While the financial technology sector continues to innovate and find tech-savvy ways to shake up traditional banking – from cross-border payments to blockchain enhanced transactions – a global financial watchdog has denied these firms pose a risk to the current system.
In a speech on 3 November at the Chatham House 'Banking Revolution' conference in London, Svein Andresen, secretary general of the Financial Stability Board, said that "much hype" surrounds the fintech sector and it remains important for authorities to "stay on top of developments."
However, as reported by Reuters, he added: "In our judgement, most fintech at this stage has not come to a point where systemic financial system risks are posed." Yet he admitted that regulators are "acutely aware" of the need to monitor for innovation and embrace technological change.
The Financial Stability Board, which manages financial regulation across the G20, is currently in the process of analysing the consequences – and benefits – of fintech.
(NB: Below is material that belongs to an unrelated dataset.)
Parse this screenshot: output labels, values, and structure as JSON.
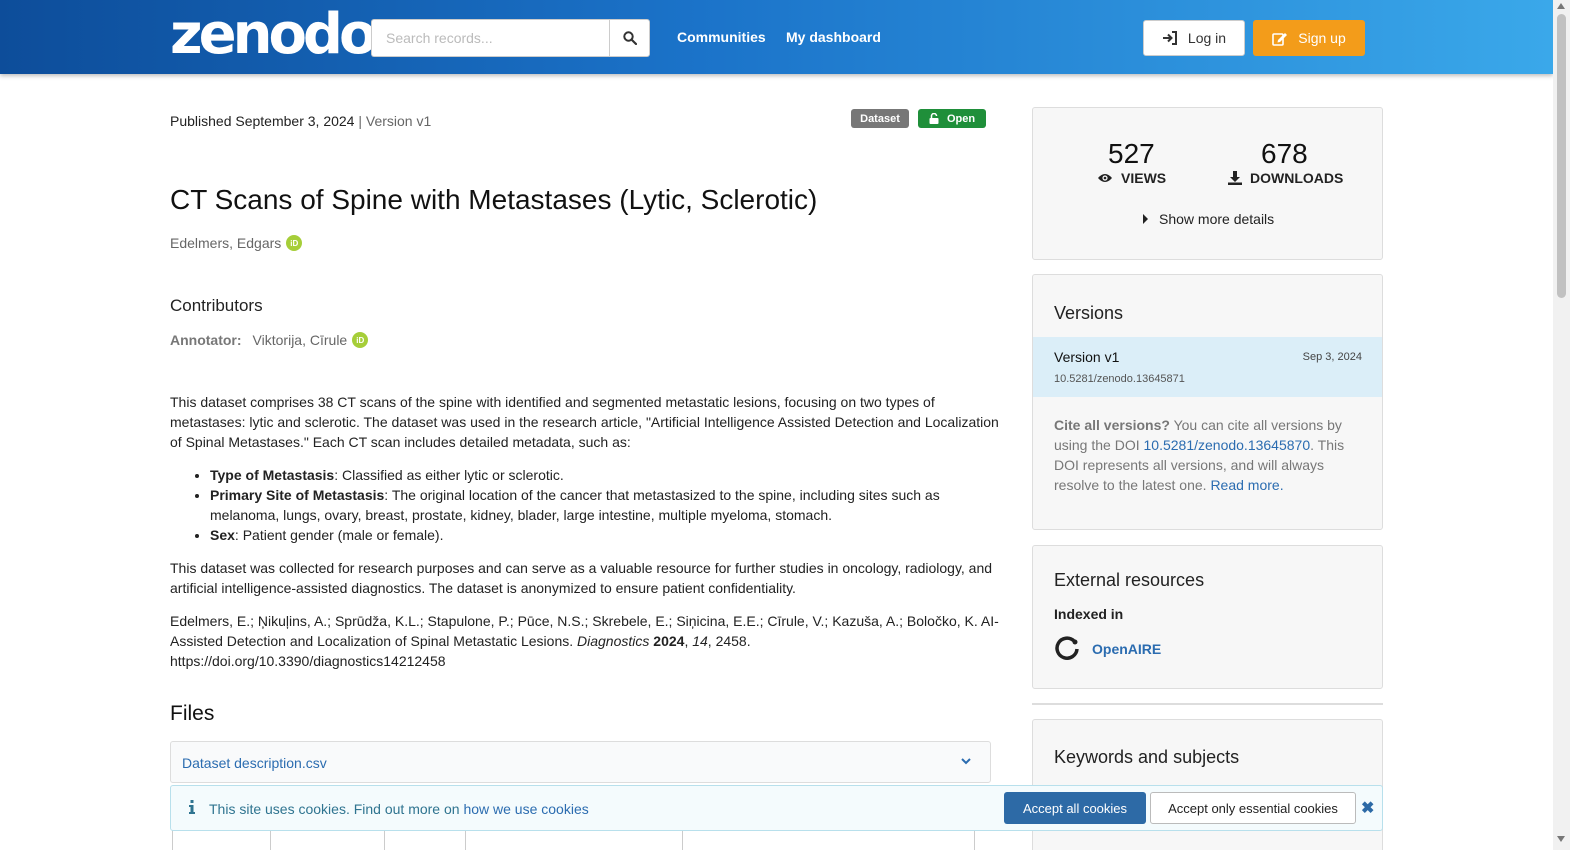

The watchdog was established in the wake of the 2008 economic crisis and consists of both regulators and government officials. Its current chair is the governor of the Bank of England Mark Carney.
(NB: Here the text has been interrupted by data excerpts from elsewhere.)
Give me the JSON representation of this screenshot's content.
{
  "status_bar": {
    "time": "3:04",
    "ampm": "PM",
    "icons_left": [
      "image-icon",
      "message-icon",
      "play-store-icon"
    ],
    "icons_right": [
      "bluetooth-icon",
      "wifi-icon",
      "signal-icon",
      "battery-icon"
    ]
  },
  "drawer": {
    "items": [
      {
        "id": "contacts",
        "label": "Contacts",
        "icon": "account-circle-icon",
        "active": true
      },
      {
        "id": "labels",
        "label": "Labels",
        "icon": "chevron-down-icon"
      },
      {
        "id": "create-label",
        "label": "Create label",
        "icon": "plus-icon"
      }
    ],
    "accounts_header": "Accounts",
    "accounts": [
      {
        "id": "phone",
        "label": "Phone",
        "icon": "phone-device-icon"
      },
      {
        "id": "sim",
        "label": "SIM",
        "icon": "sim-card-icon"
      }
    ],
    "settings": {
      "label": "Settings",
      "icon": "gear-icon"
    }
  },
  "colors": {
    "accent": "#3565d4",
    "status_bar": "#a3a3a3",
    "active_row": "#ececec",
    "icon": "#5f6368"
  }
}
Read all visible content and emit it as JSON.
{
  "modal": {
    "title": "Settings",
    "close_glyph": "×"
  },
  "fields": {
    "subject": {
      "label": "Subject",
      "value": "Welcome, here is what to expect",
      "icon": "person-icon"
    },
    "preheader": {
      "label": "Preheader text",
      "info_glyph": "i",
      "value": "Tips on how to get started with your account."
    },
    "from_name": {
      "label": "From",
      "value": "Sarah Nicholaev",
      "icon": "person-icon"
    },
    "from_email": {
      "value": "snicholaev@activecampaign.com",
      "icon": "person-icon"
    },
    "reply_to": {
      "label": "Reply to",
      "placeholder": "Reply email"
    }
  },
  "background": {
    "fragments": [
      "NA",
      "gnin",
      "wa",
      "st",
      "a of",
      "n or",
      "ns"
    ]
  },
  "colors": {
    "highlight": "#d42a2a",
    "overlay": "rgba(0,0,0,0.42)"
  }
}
In his speech Andresen said the focus of the FSB to date has been to analyse fintech in wholesale rather than retail markets, Reuters reported. Making reference to the rapid growth of fintech in some countries he warned "once the cat is out of the box" it can be difficult to contain.
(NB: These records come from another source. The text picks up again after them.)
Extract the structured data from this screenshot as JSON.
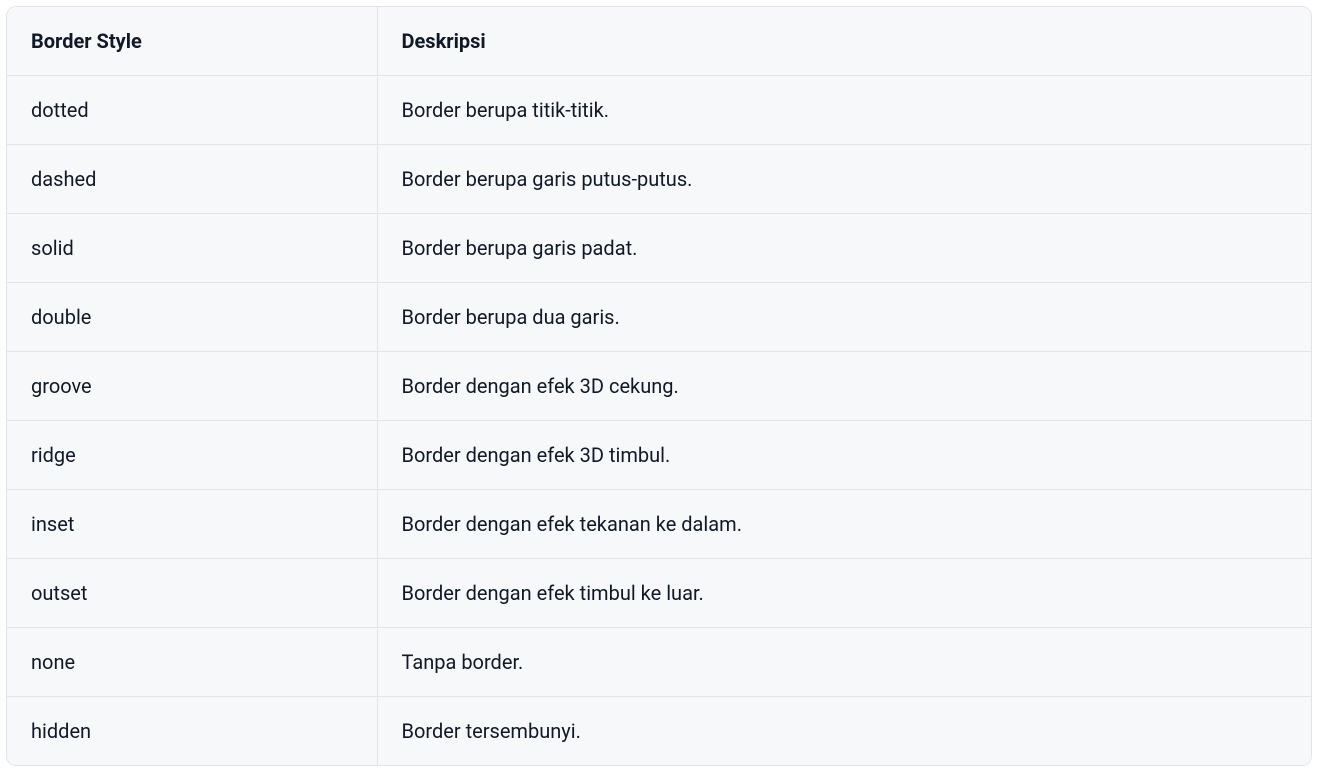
{
  "table": {
    "headers": {
      "col0": "Border Style",
      "col1": "Deskripsi"
    },
    "rows": [
      {
        "col0": "dotted",
        "col1": "Border berupa titik-titik."
      },
      {
        "col0": "dashed",
        "col1": "Border berupa garis putus-putus."
      },
      {
        "col0": "solid",
        "col1": "Border berupa garis padat."
      },
      {
        "col0": "double",
        "col1": "Border berupa dua garis."
      },
      {
        "col0": "groove",
        "col1": "Border dengan efek 3D cekung."
      },
      {
        "col0": "ridge",
        "col1": "Border dengan efek 3D timbul."
      },
      {
        "col0": "inset",
        "col1": "Border dengan efek tekanan ke dalam."
      },
      {
        "col0": "outset",
        "col1": "Border dengan efek timbul ke luar."
      },
      {
        "col0": "none",
        "col1": "Tanpa border."
      },
      {
        "col0": "hidden",
        "col1": "Border tersembunyi."
      }
    ]
  }
}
In the UK, the central banking system has remained cautious about embracing fintech or blockchain technology. Nevertheless, the sector reportedly generated a significant £6.6bn in revenue in 2015 alone and also attracted £524m in investment last year, according to the government.
According to Coindesk, the FSB is planning to expand its work into blockchain. Yet like many – it remains in an exploratory stage. Back in July, the watchdog said it was looking into "risks and opportunities presented by the developments in financial technology."
In his speech, Andresen elaborated on these plans. He said: "We have considered the financial stability implications of distributed ledger technology, and we continue to work in this area, jointly with Committee on Payments and Market Infrastructures, to identify key issues that market participants and policymakers need to address."
He said the FSB and its partners have probed distributed ledger technology (DLT) and analysed the experiences with "innovation facilitators" such as hubs, sandboxes and accelerators.
After the launch of the UK's own fintech accelerator programme, officials within the Bank of England (BoE) said it was committed to looking at the opportunities digital currency and blockchain can provide, but like the FSB, remained hesitant to talk about solid plans.
Victoria Cleland, the chief cashier of the BoE, said: "There is a high expectation that the latest wave of fintech activity will be transformative [but] some of the most recent changes have been more tactical, and focused on enhancing the customer experience, while leaving the core structures unchanged. We have yet to see the paradigm shift."